From that blog post:

Corrections and actions. The second wave of fact checking is about more than just writing fact checks, it involves taking action to tackle disinformation. How might we surface data about requests for corrections to published content, and record when those corrections have been made? Schema.org currently includes some vocabulary to help describe corrections and comments which we've explored. But further work is needed to define a useful way of recording and sharing the other activities undertaken by fact checkers.

Currently we have:

These are a good foundation, but seem to have been under-utilized so far.

In the context of a ClaimReview, it would be good to know - in the case of problematic claims - if the claimant has made a correction somewhere. This could be written/spoken, informal or formal, or perhaps also journalistic coverage of those.
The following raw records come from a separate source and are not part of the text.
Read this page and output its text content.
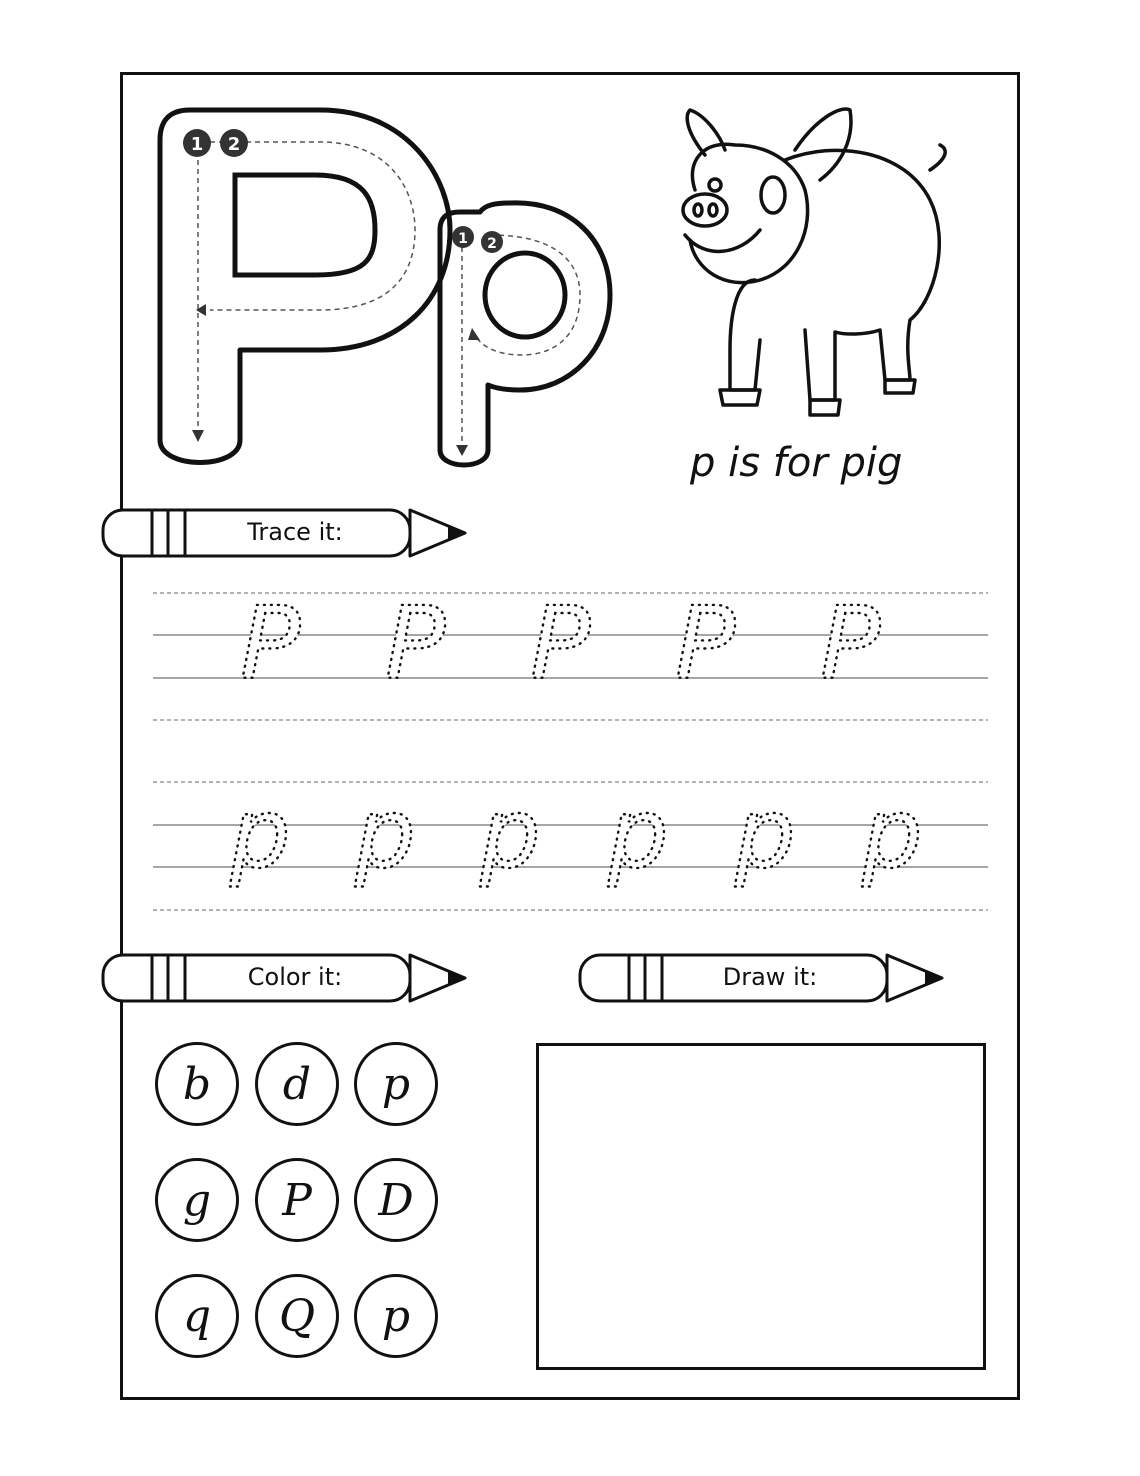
1 2
1 2
p is for pig
Trace it:
P P P P P
p p p p p p
Color it:	Draw it:
b	d	p
g	P	D
q	Q	p
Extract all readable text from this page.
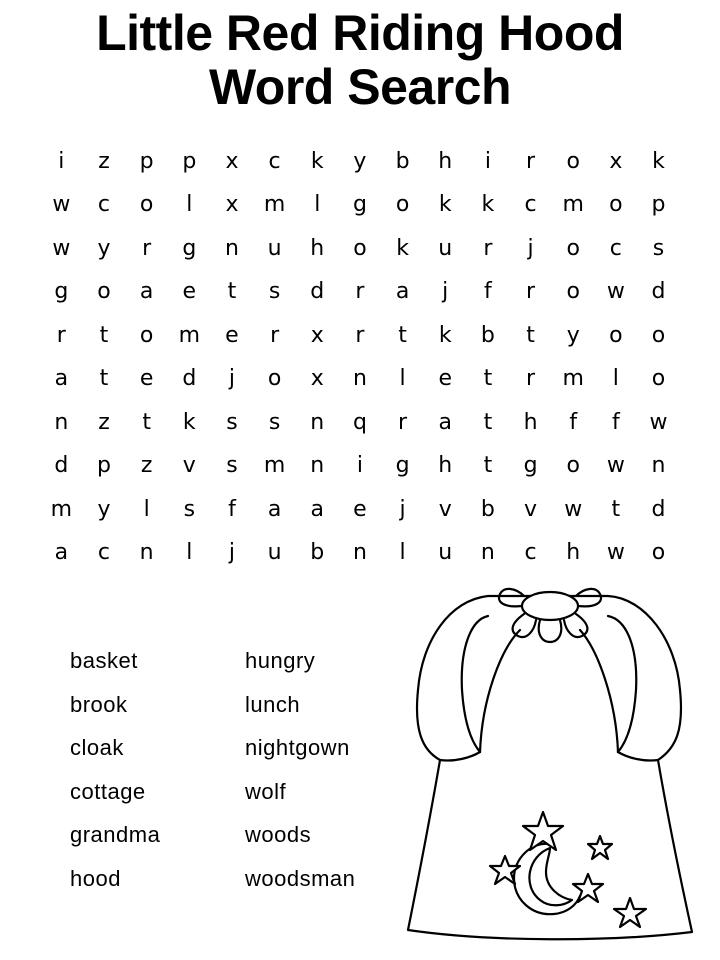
Little Red Riding Hood
Word Search
i	z	p	p	x	c	k	y	b	h	i	r	o	x	k
w	c	o	l	x	m	l	g	o	k	k	c	m	o	p
w	y	r	g	n	u	h	o	k	u	r	j	o	c	s
g	o	a	e	t	s	d	r	a	j	f	r	o	w	d
r	t	o	m	e	r	x	r	t	k	b	t	y	o	o
a	t	e	d	j	o	x	n	l	e	t	r	m	l	o
n	z	t	k	s	s	n	q	r	a	t	h	f	f	w
d	p	z	v	s	m	n	i	g	h	t	g	o	w	n
m	y	l	s	f	a	a	e	j	v	b	v	w	t	d
a	c	n	l	j	u	b	n	l	u	n	c	h	w	o
basket
brook
cloak
cottage
grandma
hood
hungry
lunch
nightgown
wolf
woods
woodsman
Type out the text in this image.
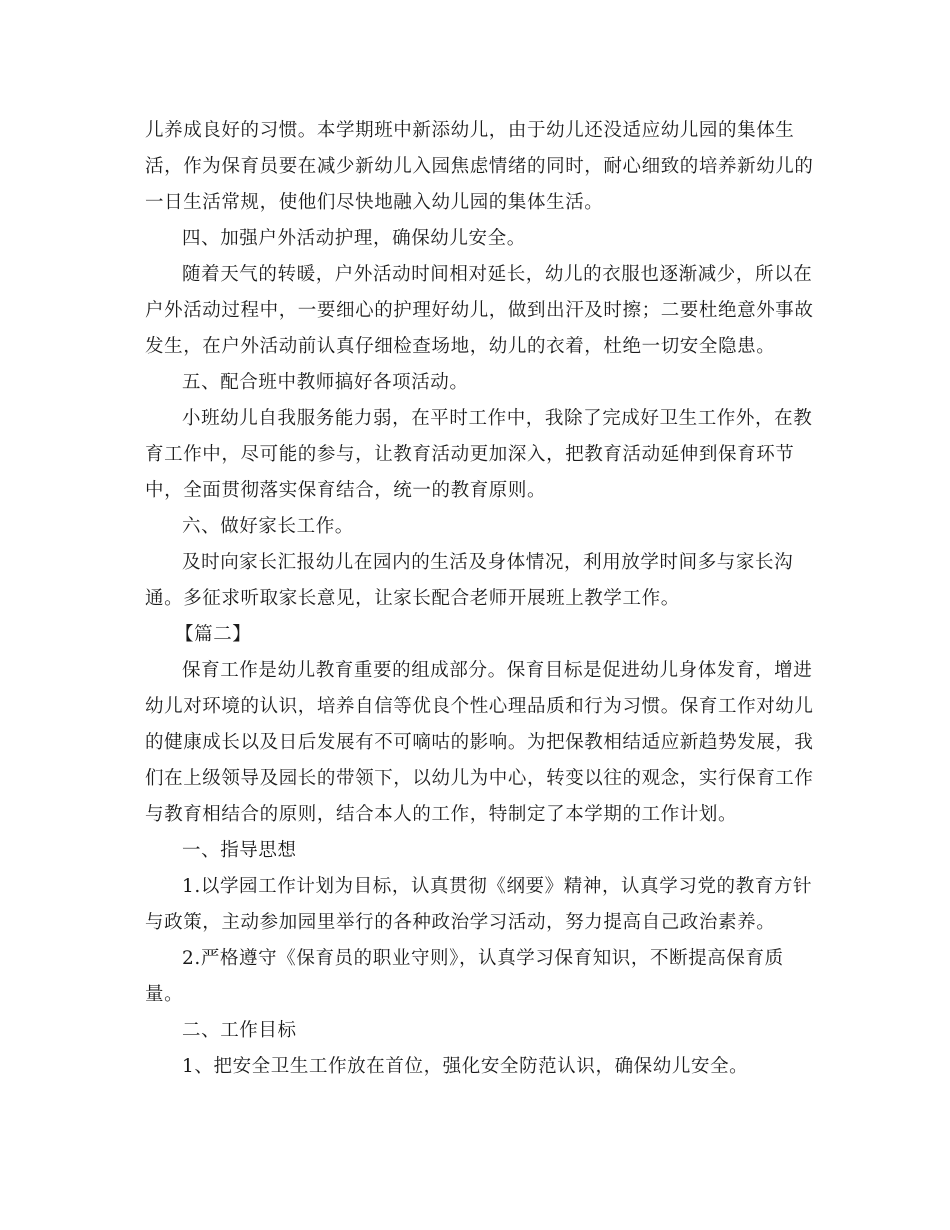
儿养成良好的习惯。本学期班中新添幼儿，由于幼儿还没适应幼儿园的集体生
活，作为保育员要在减少新幼儿入园焦虑情绪的同时，耐心细致的培养新幼儿的
一日生活常规，使他们尽快地融入幼儿园的集体生活。
四、加强户外活动护理，确保幼儿安全。
随着天气的转暖，户外活动时间相对延长，幼儿的衣服也逐渐减少，所以在
户外活动过程中，一要细心的护理好幼儿，做到出汗及时擦；二要杜绝意外事故
发生，在户外活动前认真仔细检查场地，幼儿的衣着，杜绝一切安全隐患。
五、配合班中教师搞好各项活动。
小班幼儿自我服务能力弱，在平时工作中，我除了完成好卫生工作外，在教
育工作中，尽可能的参与，让教育活动更加深入，把教育活动延伸到保育环节
中，全面贯彻落实保育结合，统一的教育原则。
六、做好家长工作。
及时向家长汇报幼儿在园内的生活及身体情况，利用放学时间多与家长沟
通。多征求听取家长意见，让家长配合老师开展班上教学工作。
【篇二】
保育工作是幼儿教育重要的组成部分。保育目标是促进幼儿身体发育，增进
幼儿对环境的认识，培养自信等优良个性心理品质和行为习惯。保育工作对幼儿
的健康成长以及日后发展有不可嘀咕的影响。为把保教相结适应新趋势发展，我
们在上级领导及园长的带领下，以幼儿为中心，转变以往的观念，实行保育工作
与教育相结合的原则，结合本人的工作，特制定了本学期的工作计划。
一、指导思想
1.以学园工作计划为目标，认真贯彻《纲要》精神，认真学习党的教育方针
与政策，主动参加园里举行的各种政治学习活动，努力提高自己政治素养。
2.严格遵守《保育员的职业守则》，认真学习保育知识，不断提高保育质
量。
二、工作目标
1、把安全卫生工作放在首位，强化安全防范认识，确保幼儿安全。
This case I suspect is likely to be largely political factchecking, but there are also other high profile public figures who sometimes retract or correct their claims.

However, we should also cover cases beyond fact checking - books, articles (scholarly or otherwise), media content - these are all areas where mistakes are made and corrected.

I am opening this issue to encourage evaluation of the existing correction vocabulary, especially in the context of factchecking and ClaimReview. Are there important usecases we don't cover, or examples we should add to the site?